Ook geldt: hoe zwaarder je bent, hoe groter het risico op kanker. Dat obesitas een belangrijke risicofactor is voor kanker is al langer bekend. Het is wel zo dat de metabole gezondheid het risico ook beïnvloedt. Een onderzoek onder bijna 600.000 Engelsen laat zien dat met elke vijf punten verhoging op de BMI-schaal het risico op kanker met 11% toeneemt. Wanneer obese deelnemers kampen met hart- en vaatziekten, neemt het kankerrisico nog eens met 17% toe.

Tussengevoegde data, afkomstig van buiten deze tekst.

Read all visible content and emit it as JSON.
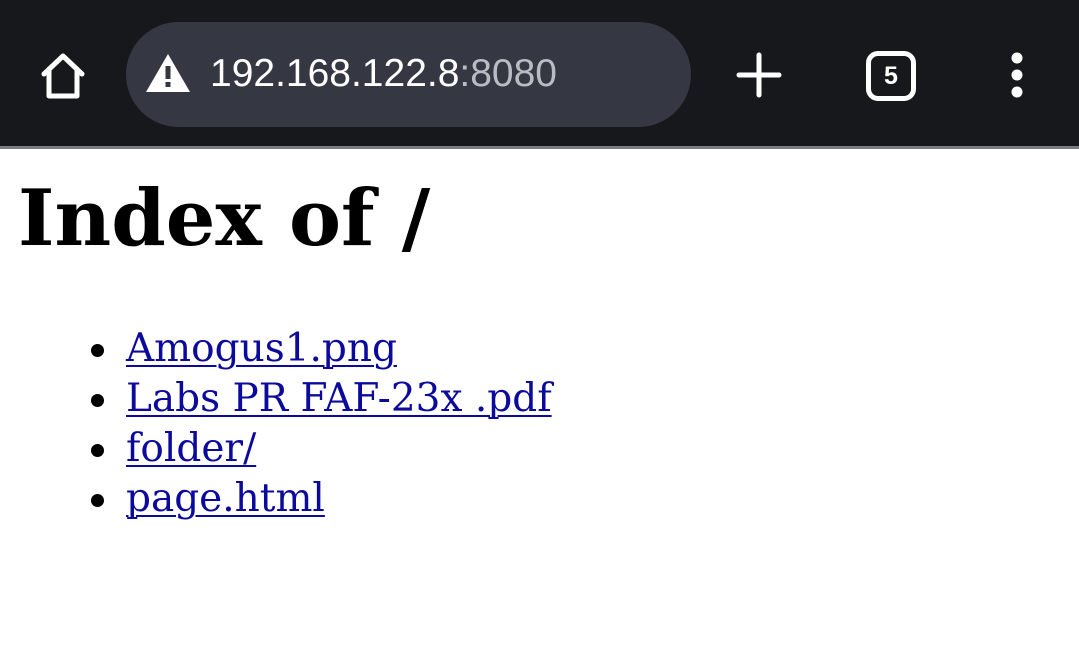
{
  "browser": {
    "url_host": "192.168.122.8",
    "url_port": ":8080",
    "tab_count": "5",
    "icons": {
      "home": "home-icon",
      "security": "warning-triangle-icon",
      "new_tab": "plus-icon",
      "tabs": "tab-switcher-icon",
      "menu": "more-vert-icon"
    }
  },
  "page": {
    "heading": "Index of /",
    "files": [
      {
        "name": "Amogus1.png"
      },
      {
        "name": "Labs PR FAF-23x .pdf"
      },
      {
        "name": "folder/"
      },
      {
        "name": "page.html"
      }
    ],
    "link_color": "#0b0a9c"
  }
}
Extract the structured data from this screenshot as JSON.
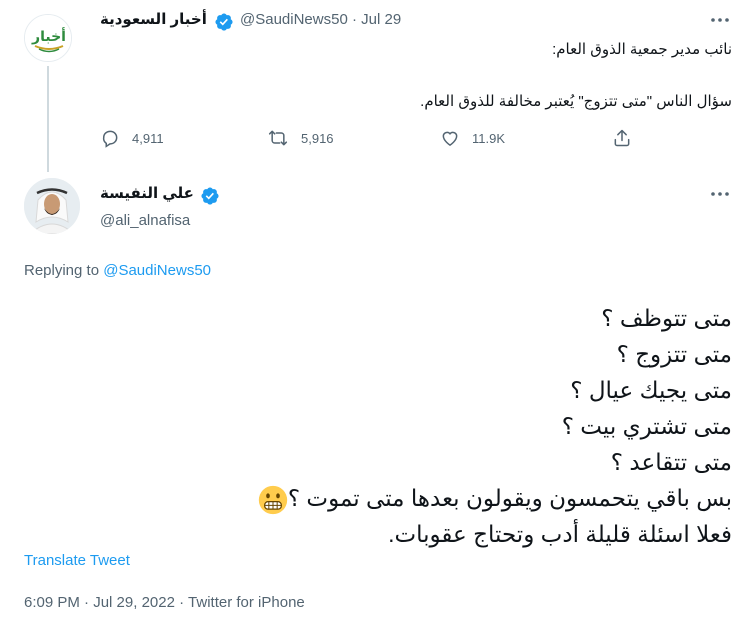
{
  "parent_tweet": {
    "author_name": "أخبار السعودية",
    "handle": "@SaudiNews50",
    "separator": "·",
    "date": "Jul 29",
    "avatar_logo_text": "أخبار",
    "text_line1": "نائب مدير جمعية الذوق العام:",
    "text_line2": "سؤال الناس \"متى تتزوج\" يُعتبر مخالفة للذوق العام.",
    "stats": {
      "replies": "4,911",
      "retweets": "5,916",
      "likes": "11.9K"
    }
  },
  "main_tweet": {
    "author_name": "علي النفيسة",
    "handle": "@ali_alnafisa",
    "replying_prefix": "Replying to",
    "replying_to": "@SaudiNews50",
    "lines": [
      "متى تتوظف ؟",
      "متى تتزوج ؟",
      "متى يجيك عيال ؟",
      "متى تشتري بيت ؟",
      "متى تتقاعد ؟",
      "بس باقي يتحمسون ويقولون بعدها متى تموت ؟",
      "فعلا اسئلة قليلة أدب وتحتاج عقوبات."
    ],
    "translate_label": "Translate Tweet",
    "time": "6:09 PM",
    "separator": "·",
    "date": "Jul 29, 2022",
    "source": "Twitter for iPhone"
  },
  "colors": {
    "accent": "#1d9bf0",
    "muted": "#536471",
    "text": "#0f1419",
    "thread_line": "#cfd9de",
    "logo_green": "#2e8b3d",
    "logo_gold": "#c9a227"
  }
}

Inmiddels zijn we zover dat we met diezelfde paradox problemen weer wegpoetsen waar ze juist wel bestaan, maar volgens de definities van de ziektebeelden niet
Tekortkomingen
Zelfs als er geen metabole risicofactoren zijn, draagt obesitas bij aan een verhoogd risico op verschillende gezondheidsproblemen. Daarom is het voor mensen met het zojuist in het bovenstaande als mythe ontkrachte ‘metabool gezonde obesitas’ nog steeds belangrijk om af te vallen en hun gewicht onder controle te krijgen. Dat gaat lastig als de focus ligt op enkel gewicht of BMI. Obesitas is op grond van je BMI bepaald, maar die nadruk is onnauwkeurig. Zo zegt het getal bijvoorbeeld niets over spiermassa. Omdat spieren zwaarder zijn dan vet kunnen bodybuilders als obees worden bestempeld volgens hun BMI.

Uitsluiting
Niet alleen qua definitie, maar ook in de praktijk heeft BMI tekortkomingen. Het stigmatiseert personen en sluit hen uit. Verzekeraars zijn minder bereid een polis af te sluiten bij mensen met obesitas. Toegang tot medicijnen wordt bepaald door een gewichtslimiet. Ook artsen kunnen moeite hebben met het beoordelen van gezondheidsklachten bij patiënten die lijden aan obesitas. Door stigmatiserende voorbeelden wordt die moeite bovendien aangezet bij jonge artsen in opleiding. De Standaard formuleert treffend voor welke uitdaging beleidsmakers op het gebied van volksgezondheid staan: “We leven in een maatschappij die hardnekkig vasthoudt aan het idee dat dik zijn ongezond is, maar niet onderzoekt hoe je de juiste zorg biedt aan die groep mensen die dat volgens diezelfde samenleving het meeste nodig heeft.” In 1988 schreef Arthur Barsky een artikel over The Paradox of Health waarin hij zei dat artsen moeten oppassen gezondheid niet te problematiseren omdat mensen weten dat de volksgezondheid er in de decennia daarvoor juist sterk op vooruit was gegaan. Inmiddels zijn we zover dat we met diezelfde paradox problemen weer wegpoetsen waar ze juist wel bestaan, maar volgens de definities van de ziektebeelden niet.